NEW YORK — A debt-to-EBITDA ratio above 5 is central among reasons Moody’s Investors Service has assigned a B1 corporate family credit rating to Hostess Brands L.L.C., Kansas City. The outlook for Hostess is stable, Moody’s said.
The rating was assigned to a $100 million senior secured revolving credit facility due in 2024 and $984 million first lien term loan due in 2025. The two facilities replaced the company’s existing credit arrangements under Hostess Holdco, L.L.C.
B family ratings are “considered speculative and are subject to high credit risk,” Moody’s said.

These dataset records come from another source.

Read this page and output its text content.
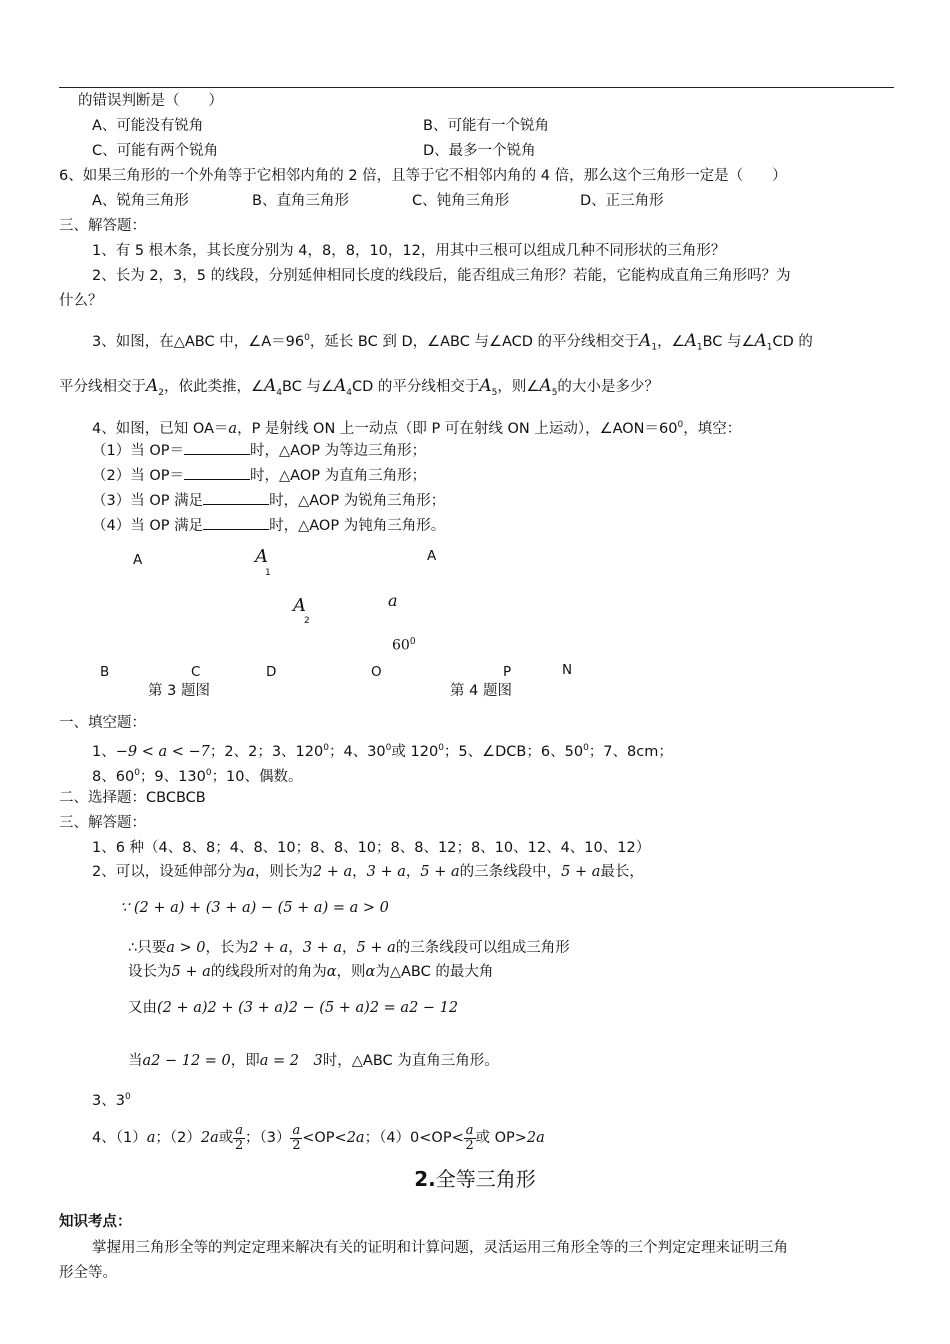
的错误判断是（　　）
A、可能没有锐角	B、可能有一个锐角
C、可能有两个锐角	D、最多一个锐角
6、如果三角形的一个外角等于它相邻内角的 2 倍，且等于它不相邻内角的 4 倍，那么这个三角形一定是（　　）
A、锐角三角形	B、直角三角形	C、钝角三角形	D、正三角形
三、解答题：
1、有 5 根木条，其长度分别为 4，8，8，10，12，用其中三根可以组成几种不同形状的三角形？
2、长为 2，3，5 的线段，分别延伸相同长度的线段后，能否组成三角形？若能，它能构成直角三角形吗？为
什么？
3、如图，在△ABC 中，$\angle A=96^0$，延长 BC 到 D，∠ABC 与∠ACD 的平分线相交于$A_1$，$\angle A_1BC$ 与$\angle A_1CD$ 的
平分线相交于$A_2$，依此类推，$\angle A_4BC$ 与$\angle A_4CD$ 的平分线相交于$A_5$，则$\angle A_5$的大小是多少？
4、如图，已知 OA＝a，P 是射线 ON 上一动点（即 P 可在射线 ON 上运动），$\angle AON=60^0$，填空：
（1）当 OP＝	时，△AOP 为等边三角形；
（2）当 OP＝	时，△AOP 为直角三角形；
（3）当 OP 满足	时，△AOP 为锐角三角形；
（4）当 OP 满足	时，△AOP 为钝角三角形。
A	A
1
A
A
2
a
$60^0$
B	C	D	O	P	N
第 3 题图	第 4 题图
一、填空题：
1、−9 < a < −7；2、2；3、$120^0$；4、$30^0$或 $120^0$；5、∠DCB；6、$50^0$；7、8cm；
8、$60^0$；9、$130^0$；10、偶数。
二、选择题：CBCBCB
三、解答题：
1、6 种（4、8、8；4、8、10；8、8、10；8、8、12；8、10、12、4、10、12）
2、可以，设延伸部分为a，则长为2 + a，3 + a，5 + a的三条线段中，5 + a最长，
∵ (2 + a) + (3 + a) − (5 + a) = a > 0
∴只要a > 0，长为2 + a，3 + a，5 + a的三条线段可以组成三角形
设长为5 + a的线段所对的角为α，则α为△ABC 的最大角
又由(2 + a)2 + (3 + a)2 − (5 + a)2 = a2 − 12
当a2 − 12 = 0，即a = 2　3时，△ABC 为直角三角形。
3、$3^0$
4、（1）a；（2）2a或 $\frac{a}{2}$ ；$(3) \frac{a}{2} <OP<2a$；$(4)0<OP< \frac{a}{2}$ 或 OP>2a
2.全等三角形
知识考点：
掌握用三角形全等的判定定理来解决有关的证明和计算问题，灵活运用三角形全等的三个判定定理来证明三角
形全等。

The company’s 5.3x debt-to-EBITDA ratio is reflected in the rating, together with the company’s concentration in the low-growth snack cakes category, its “moderate scale” as a consumer packaged goods company and headwinds from rising freight and commodity costs.

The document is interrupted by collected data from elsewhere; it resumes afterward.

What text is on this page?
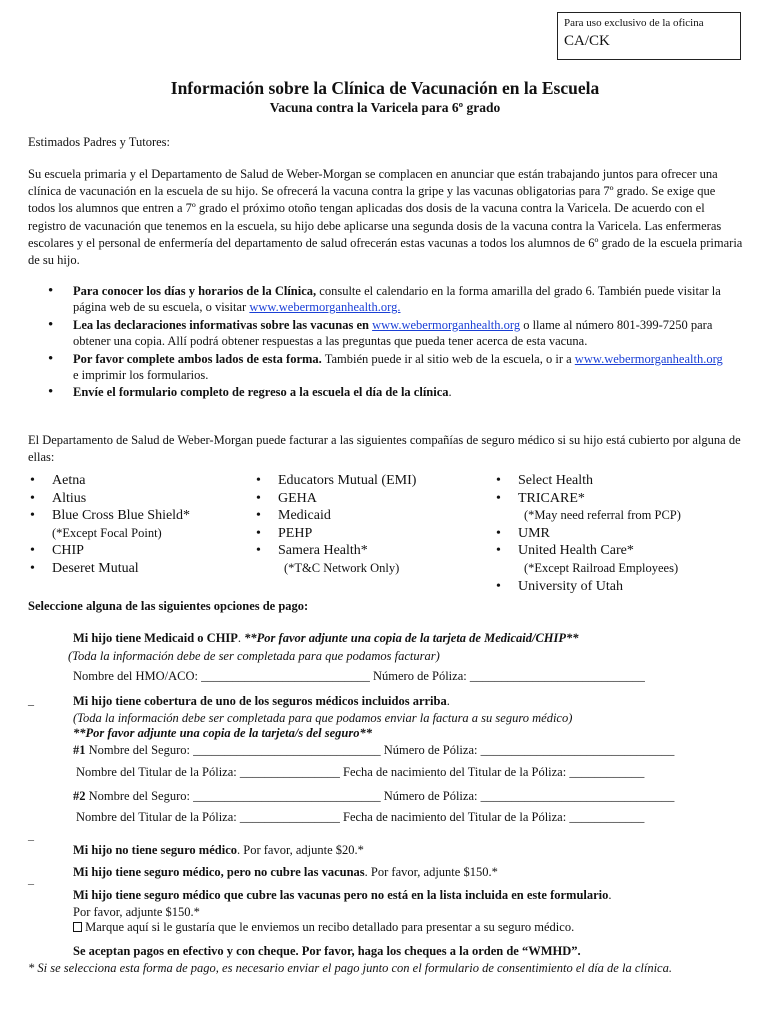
Para uso exclusivo de la oficina
CA/CK
Información sobre la Clínica de Vacunación en la Escuela
Vacuna contra la Varicela para 6º grado
Estimados Padres y Tutores:
Su escuela primaria y el Departamento de Salud de Weber-Morgan se complacen en anunciar que están trabajando juntos para ofrecer una clínica de vacunación en la escuela de su hijo. Se ofrecerá la vacuna contra la gripe y las vacunas obligatorias para 7º grado. Se exige que todos los alumnos que entren a 7º grado el próximo otoño tengan aplicadas dos dosis de la vacuna contra la Varicela. De acuerdo con el registro de vacunación que tenemos en la escuela, su hijo debe aplicarse una segunda dosis de la vacuna contra la Varicela. Las enfermeras escolares y el personal de enfermería del departamento de salud ofrecerán estas vacunas a todos los alumnos de 6º grado de la escuela primaria de su hijo.
• Para conocer los días y horarios de la Clínica, consulte el calendario en la forma amarilla del grado 6. También puede visitar la página web de su escuela, o visitar www.webermorganhealth.org.
• Lea las declaraciones informativas sobre las vacunas en www.webermorganhealth.org o llame al número 801-399-7250 para obtener una copia. Allí podrá obtener respuestas a las preguntas que pueda tener acerca de esta vacuna.
• Por favor complete ambos lados de esta forma. También puede ir al sitio web de la escuela, o ir a www.webermorganhealth.org e imprimir los formularios.
• Envíe el formulario completo de regreso a la escuela el día de la clínica.
El Departamento de Salud de Weber-Morgan puede facturar a las siguientes compañías de seguro médico si su hijo está cubierto por alguna de ellas:
• Aetna
• Altius
• Blue Cross Blue Shield*
(*Except Focal Point)
• CHIP
• Deseret Mutual
• Educators Mutual (EMI)
• GEHA
• Medicaid
• PEHP
• Samera Health*
(*T&C Network Only)
• Select Health
• TRICARE*
(*May need referral from PCP)
• UMR
• United Health Care*
(*Except Railroad Employees)
• University of Utah
Seleccione alguna de las siguientes opciones de pago:
Mi hijo tiene Medicaid o CHIP. **Por favor adjunte una copia de la tarjeta de Medicaid/CHIP**
(Toda la información debe de ser completada para que podamos facturar)
Nombre del HMO/ACO: ___________________________ Número de Póliza: ____________________________
_	Mi hijo tiene cobertura de uno de los seguros médicos incluidos arriba.
(Toda la información debe ser completada para que podamos enviar la factura a su seguro médico)
**Por favor adjunte una copia de la tarjeta/s del seguro**
#1 Nombre del Seguro: ______________________________ Número de Póliza: _______________________________
Nombre del Titular de la Póliza: ________________ Fecha de nacimiento del Titular de la Póliza: ____________
#2 Nombre del Seguro: ______________________________ Número de Póliza: _______________________________
Nombre del Titular de la Póliza: ________________ Fecha de nacimiento del Titular de la Póliza: ____________
¯	Mi hijo no tiene seguro médico. Por favor, adjunte $20.*
Mi hijo tiene seguro médico, pero no cubre las vacunas. Por favor, adjunte $150.*
¯	Mi hijo tiene seguro médico que cubre las vacunas pero no está en la lista incluida en este formulario.
Por favor, adjunte $150.*
Marque aquí si le gustaría que le enviemos un recibo detallado para presentar a su seguro médico.
Se aceptan pagos en efectivo y con cheque. Por favor, haga los cheques a la orden de “WMHD”.
* Si se selecciona esta forma de pago, es necesario enviar el pago junto con el formulario de consentimiento el día de la clínica.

“The rating also reflects Hostess’ well-known portfolio of snack cake brands, high profit margins, good cash flows and very good liquidity,” Moody’s said. “The rating further reflects continued upside potential from the Cloverhill acquisition in 2018.”

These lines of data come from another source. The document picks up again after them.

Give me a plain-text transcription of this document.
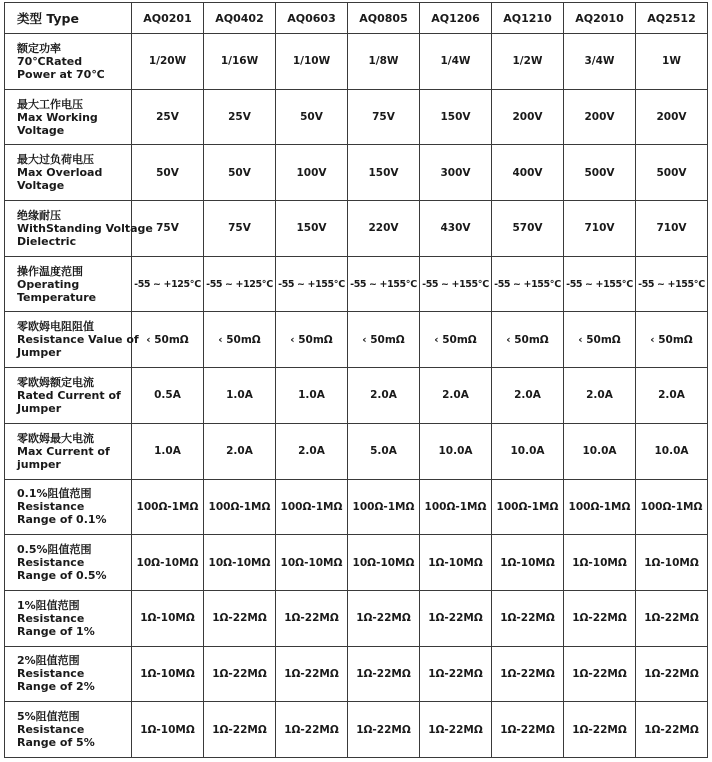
类型 Type	AQ0201	AQ0402	AQ0603	AQ0805	AQ1206	AQ1210	AQ2010	AQ2512

额定功率
70℃Rated
Power at 70℃	1/20W	1/16W	1/10W	1/8W	1/4W	1/2W	3/4W	1W

最大工作电压
Max Working
Voltage	25V	25V	50V	75V	150V	200V	200V	200V

最大过负荷电压
Max Overload
Voltage	50V	50V	100V	150V	300V	400V	500V	500V

绝缘耐压
WithStanding Voltage
Dielectric	75V	75V	150V	220V	430V	570V	710V	710V

操作温度范围
Operating
Temperature	-55 ~ +125℃	-55 ~ +125℃	-55 ~ +155℃	-55 ~ +155℃	-55 ~ +155℃	-55 ~ +155℃	-55 ~ +155℃	-55 ~ +155℃

零欧姆电阻阻值
Resistance Value of
Jumper	‹ 50mΩ	‹ 50mΩ	‹ 50mΩ	‹ 50mΩ	‹ 50mΩ	‹ 50mΩ	‹ 50mΩ	‹ 50mΩ

零欧姆额定电流
Rated Current of
Jumper	0.5A	1.0A	1.0A	2.0A	2.0A	2.0A	2.0A	2.0A

零欧姆最大电流
Max Current of
jumper	1.0A	2.0A	2.0A	5.0A	10.0A	10.0A	10.0A	10.0A

0.1%阻值范围
Resistance
Range of 0.1%	100Ω-1MΩ	100Ω-1MΩ	100Ω-1MΩ	100Ω-1MΩ	100Ω-1MΩ	100Ω-1MΩ	100Ω-1MΩ	100Ω-1MΩ

0.5%阻值范围
Resistance
Range of 0.5%	10Ω-10MΩ	10Ω-10MΩ	10Ω-10MΩ	10Ω-10MΩ	1Ω-10MΩ	1Ω-10MΩ	1Ω-10MΩ	1Ω-10MΩ

1%阻值范围
Resistance
Range of 1%	1Ω-10MΩ	1Ω-22MΩ	1Ω-22MΩ	1Ω-22MΩ	1Ω-22MΩ	1Ω-22MΩ	1Ω-22MΩ	1Ω-22MΩ

2%阻值范围
Resistance
Range of 2%	1Ω-10MΩ	1Ω-22MΩ	1Ω-22MΩ	1Ω-22MΩ	1Ω-22MΩ	1Ω-22MΩ	1Ω-22MΩ	1Ω-22MΩ

5%阻值范围
Resistance
Range of 5%	1Ω-10MΩ	1Ω-22MΩ	1Ω-22MΩ	1Ω-22MΩ	1Ω-22MΩ	1Ω-22MΩ	1Ω-22MΩ	1Ω-22MΩ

The company’s strong operating performance is reflected in the stable rating, with Moody’s anticipating EBITDA in excess of $200 million in 2020. If those expectations are met, the Hostess debt-to-EBITDA ratio should decline beneath 5x.
The ratings agency said Hostess could be subject to a downgrade if its operating performance fails to meet expectations or if the company pursues acquisitions financed with debt.
“The rating could be upgraded if Hostess continues to successfully grow revenues, maintains stable solid operating performance, improves earnings diversity and sustains debt to EBITDA below 4x while maintaining good liquidity,” Moody’s said.